Interestingly, it doesn't explain what happens to them.
For example, if you use ASCII as your source character set, but execute
in EBCDIC, and use a non-EBCDIC character in a literal: is that an error?
It means that, if it is an error, then the ``legality'' of a program
depends on the target environment. I am not sure that the committee
has given a lot of thought to this problem. I remember some conversations
on the character set subject and drew the conclusion that, although
some committee members thought they understood it properly,
there were a lot who didn't. I found the whole thing pretty confusing
at the time - but have since had time to think hard about it.

It does seem clear that the compiler is EXPECTED to transform the
source character set into the target character set, not just
pass byte streams through.

The problems with the BSD compiler are presumably that someone
thought they were entitled to use the top bit for some internal purpose.
They made the assumption that the source character set was strictly seven bit.
If you think the C compiler has problems here, there are a hell of a lot
of other things that are worse!

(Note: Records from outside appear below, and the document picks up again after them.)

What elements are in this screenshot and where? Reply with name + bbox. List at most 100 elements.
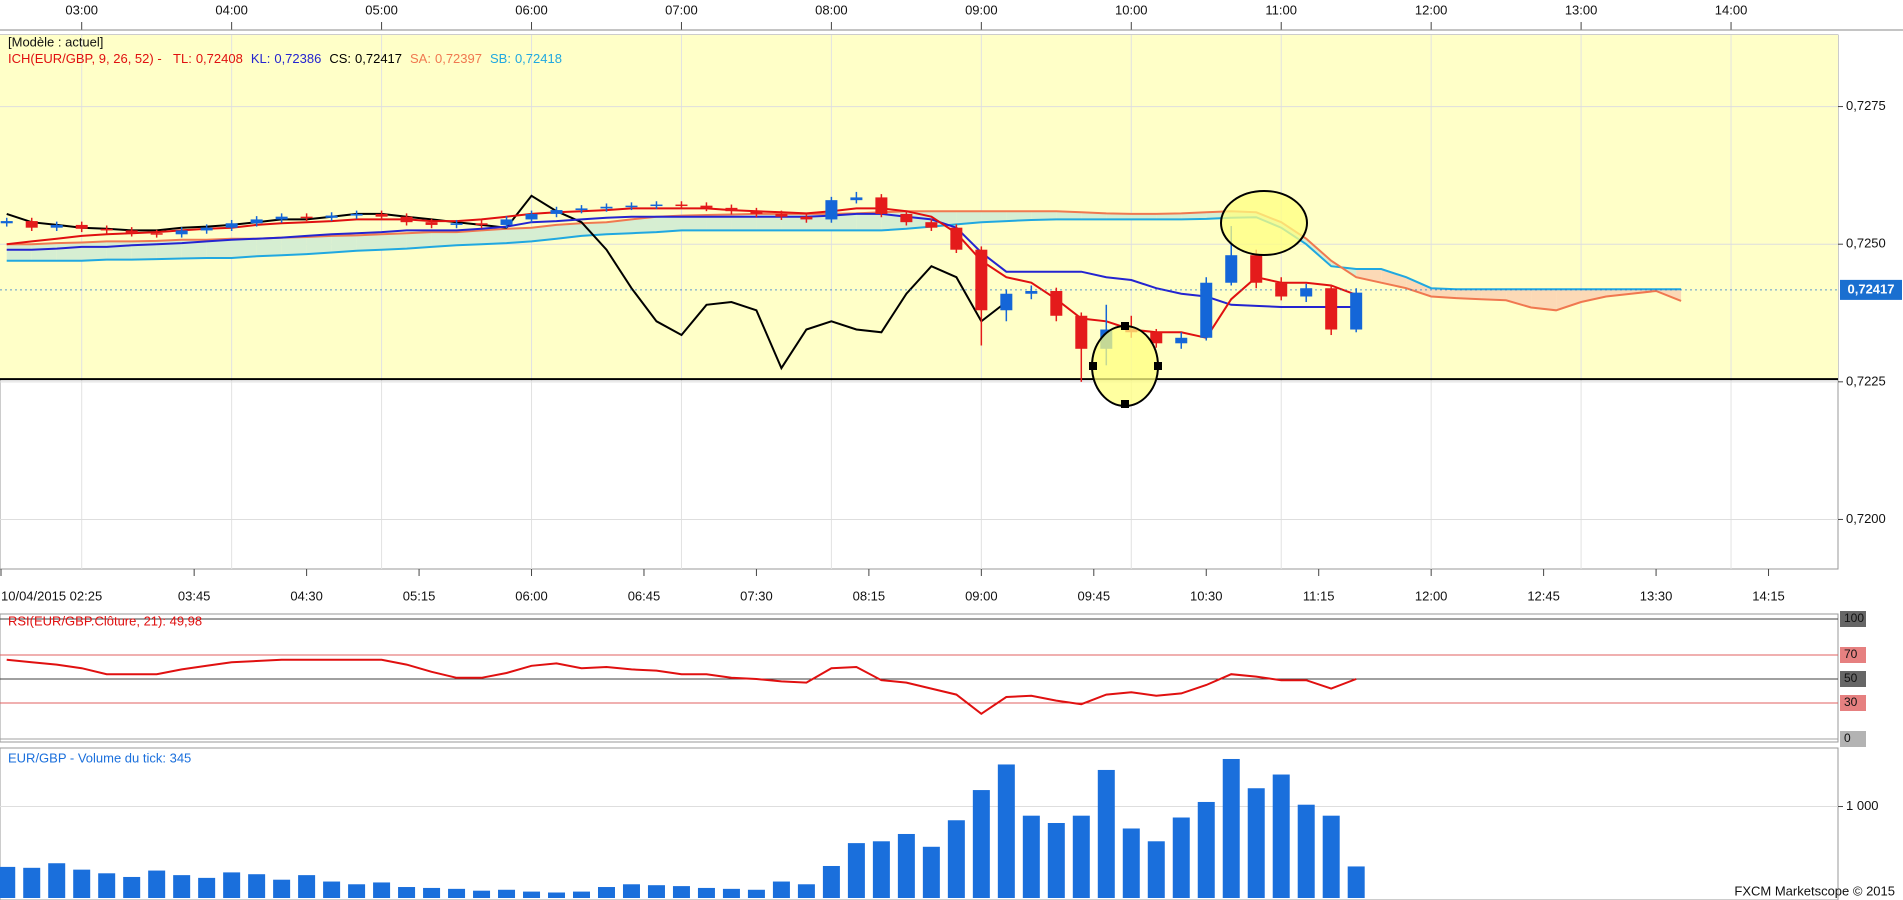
cloud bbox=[1131, 213, 1157, 220]
cloud bbox=[981, 211, 1007, 223]
candle-body bbox=[125, 230, 138, 234]
volume-bar bbox=[273, 879, 291, 898]
cloud bbox=[1006, 211, 1032, 222]
volume-bar bbox=[897, 833, 915, 898]
legend-name: SB: bbox=[490, 51, 511, 66]
footer: FXCM Marketscope © 2015 bbox=[1734, 883, 1895, 898]
cloud bbox=[281, 237, 307, 256]
cloud bbox=[6, 244, 32, 261]
volume-panel bbox=[0, 747, 1839, 900]
volume-bar bbox=[173, 875, 191, 898]
volume-bar bbox=[797, 884, 815, 898]
handle bbox=[1154, 362, 1162, 370]
candle-body bbox=[350, 213, 363, 216]
volume-bar bbox=[73, 869, 91, 898]
volume-bar bbox=[248, 874, 266, 898]
candle-body bbox=[1275, 282, 1288, 297]
candle-body bbox=[325, 215, 338, 218]
candle-body bbox=[1300, 288, 1313, 297]
candle-body bbox=[50, 224, 63, 228]
cloud bbox=[556, 223, 582, 239]
volume-bar bbox=[947, 820, 965, 898]
volume-bar bbox=[872, 841, 890, 898]
cloud bbox=[581, 222, 607, 236]
volume-bar bbox=[198, 877, 216, 898]
rsi-tick-label: 0 bbox=[1844, 731, 1851, 745]
level-box bbox=[1840, 695, 1866, 711]
rsi-panel bbox=[0, 613, 1839, 743]
volume-bar bbox=[1322, 815, 1340, 898]
volume-bar bbox=[423, 887, 441, 898]
cloud bbox=[931, 211, 957, 227]
candle-body bbox=[375, 213, 388, 217]
cloud bbox=[631, 216, 657, 234]
cloud bbox=[306, 235, 332, 255]
volume-bar bbox=[123, 876, 141, 898]
bottom-tick-label: 07:30 bbox=[740, 588, 773, 603]
cloud bbox=[256, 237, 282, 257]
candle-body bbox=[150, 233, 163, 235]
rsi-tick-label: 50 bbox=[1844, 671, 1858, 685]
volume-bar bbox=[48, 863, 66, 898]
cloud bbox=[1481, 289, 1507, 301]
volume-bar bbox=[922, 846, 940, 898]
bottom-tick-label: 11:15 bbox=[1303, 588, 1335, 603]
cloud bbox=[31, 243, 57, 261]
rsi-tick-label: 100 bbox=[1844, 611, 1864, 625]
candle-body bbox=[750, 211, 763, 214]
bottom-tick-label: 09:45 bbox=[1078, 588, 1111, 603]
volume-bar bbox=[573, 891, 590, 898]
candle-body bbox=[450, 223, 463, 225]
candle-body bbox=[250, 219, 263, 224]
volume-label: EUR/GBP - Volume du tick: 345 bbox=[8, 750, 191, 765]
volume-bar bbox=[747, 889, 765, 898]
cloud bbox=[681, 215, 707, 231]
candle-body bbox=[75, 224, 88, 229]
candle-body bbox=[500, 219, 513, 225]
bottom-tick-label: 14:15 bbox=[1752, 588, 1785, 603]
volume-bar bbox=[23, 867, 41, 898]
candle-body bbox=[1200, 282, 1213, 338]
top-tick-label: 07:00 bbox=[665, 2, 698, 17]
volume-bar bbox=[298, 875, 316, 898]
candle-body bbox=[550, 210, 563, 214]
volume-bar bbox=[997, 764, 1015, 898]
candle-body bbox=[625, 205, 638, 208]
candle-body bbox=[1350, 292, 1363, 330]
candle-body bbox=[925, 222, 938, 228]
volume-bar bbox=[148, 870, 166, 898]
cloud bbox=[1431, 288, 1457, 299]
volume-bar bbox=[348, 884, 366, 898]
volume-bar bbox=[1072, 815, 1090, 898]
bottom-tick-label: 13:30 bbox=[1640, 588, 1673, 603]
level-box bbox=[1840, 671, 1866, 687]
volume-bar bbox=[223, 872, 241, 898]
cloud bbox=[531, 224, 557, 242]
cloud bbox=[231, 238, 257, 258]
candle-body bbox=[900, 213, 913, 223]
rsi-line bbox=[6, 658, 1357, 716]
volume-bar bbox=[1222, 758, 1240, 898]
y-tick-label: 0,7275 bbox=[1846, 98, 1886, 113]
volume-bar bbox=[1047, 823, 1065, 898]
bottom-tick-label: 09:00 bbox=[965, 588, 998, 603]
candle-body bbox=[1000, 293, 1013, 311]
cloud bbox=[781, 213, 807, 231]
y-tick-label: 0,7225 bbox=[1846, 373, 1886, 388]
bottom-tick-label: 08:15 bbox=[853, 588, 886, 603]
candle-body bbox=[1225, 255, 1238, 283]
bottom-tick-label: 12:45 bbox=[1527, 588, 1560, 603]
volume-bar bbox=[1197, 801, 1215, 898]
volume-bar bbox=[373, 882, 391, 898]
candle-body bbox=[700, 205, 713, 208]
candle-body bbox=[1025, 290, 1038, 294]
candle-body bbox=[975, 249, 988, 311]
candle-body bbox=[1325, 288, 1338, 330]
volume-bar bbox=[1297, 804, 1315, 898]
cloud bbox=[1031, 211, 1057, 220]
volume-bar bbox=[523, 891, 541, 898]
cloud bbox=[756, 213, 782, 231]
volume-bar bbox=[1272, 774, 1290, 898]
candle-body bbox=[650, 204, 663, 207]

Of course, they weren't looking at the
X3J11 proposals when they wrote it.

It's really an educational issue; too many people think that ASCII
was written on the back of the ten commandments and that its word is law.
I found it took a conscious effort to realise that the repertoire
and the encoding are unrelated; but then I'm probably just dim.

Mike Banahan.
-- 
Mike Banahan, Technical Director, The Instruction Set Ltd.
mcvax!ukc!inset!mikeb

gwyn@BRL.ARPA (VLD/VMB) (10/06/85)

If the target environment cannot support the full C character set
then it obviously cannot support an X3J11 implementation.

I was told that several committee members wanted to specify ASCII
for the character set, and that the current tip-toeing around the
issue was a compromise consensus.  The thing is, you see, ASCII
is an official standard and EBCDIC was just IBM doing its own
thing, as usual.  The properties of EBCDIC are pretty disgusting,
from a programmer's viewpoint.

I once had to cope with this issue, and decided the best thing was
to insist on all characters available inside a running program
being ASCII, with all characters outside the program being
expressed in some "host character set".  I used the toascii()
function to map into internal (ASCII) form and a new function
tohostc() to map to external (host) form.  this made it possible
to use the nice properties of the ASCII character set in my code.
On an ASCII host, these are trivial macros, and on other hosts
they are just indexed translation tables.